L’association marseillaise Hunamar veut sensibiliser les écoliers au développement durable.
« C’est l’histoire d’une goutte d’eau qui part en vacances en Corse ». Ce conte, Cynthia Schiettecatte, responsable de l’association Hunamar (Huveaune Nature Marseille), le raconte depuis trois ans dans les écoles marseillaises. La goutte d’eau, c’est d’ailleurs l’emblème de cette association marseillaise qui invite les Provençaux à devenir éco-citoyens.
Pour parler des déchets qui polluent l’Huveaune et la Méditerranée, la petite goutte est devenue l’héroïne de plusieurs contes, imaginés par les bénévoles de l’association, et joués dans les classes de primaire.
« Je me transforme pendant 30 minutes et je leur raconte mes baignades dans l’Huveaune et dans la nappe phréatique de la forêt de Sainte Beaume, ou encore mon match au stade Vélodrome« , explique Cynthia, en se mettant dans la peau du personnage.
Une manière ludique d’expliquer aux enfants que près de 80% des déchets jetés dans l’Huveaune, ou par terre, finissent par polluer l’eau et les plages méditerranéennes.
De l’Huveaune à Tuvalu
Mais Hunamar ne se contente pas de raconter des histoires: l’association veut avant tout que les enfants passent à l’action, et au passage, influencent les adultes.
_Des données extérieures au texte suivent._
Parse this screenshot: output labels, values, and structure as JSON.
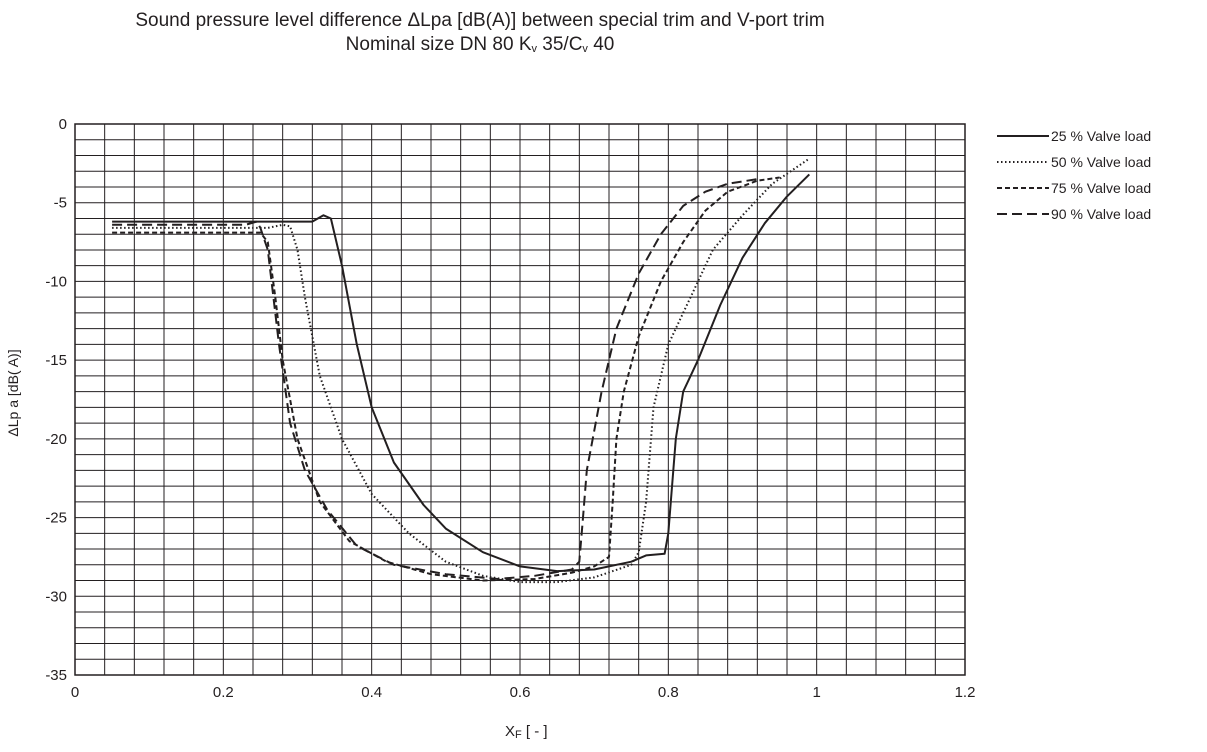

Chaque année au printemps, un concours d’arts plastiques ou encore un concours de tri sélectif mobilisent près de 700 enfants, répartis dans trois écoles marseillaises.
« Je veux leur prouver que même s’ils sont petits, ils peuvent faire quelques choses pour préserver leur environnement« , soutient Cynthia. Les élèves sont ainsi invités à ramener toutes leurs bouteilles en plastique, qui sont collectées dans des conteneurs mis à disposition par la mairie. Et les enfants jouent le jeu puisque près de 1500 bouteilles sont récoltées dans chaque école.
« Ca fonctionne aussi bien parce que nous prenons la peine de leur expliquer ce que deviennent les déchets recyclés, pense Cynthia. Et pour ne pas braquer les adultes, l’association tente de les associer à ses actions. « Il est primordial d’intégrer les instituteurs et les parents, pour qu’ils se rendent compte que nous ne sommes pas là pour les culpabiliser, » note Cynthia.

Dernier cheval de bataille de l’association: la sensibilisation aux problématiques du changement climatique. « Cette année, nous leur parlons de Tuvalu, cette petite nation un peu oubliée du Pacifique sud, dont les 11 000 habitants feront partie des premiers réfugiés climatiques« . Hunamar monte ainsi un partenariat avec l’association « Alofa Tuvalu », pour que le plastique récolté dans les écoles marseillaises serve à acheter du matériel scolaire, ou encore des cuves de récupération d’eau de pluie, pour pallier le manque d’eau douce.
« Ce que nous faisons, ce n’est peut-être qu’une goutte dans l’océan, mais je me dis qu’ensemble, nous pouvons agir pour préserver l’environnement ici, et à l’autre bout du monde« , conclut Cynthia.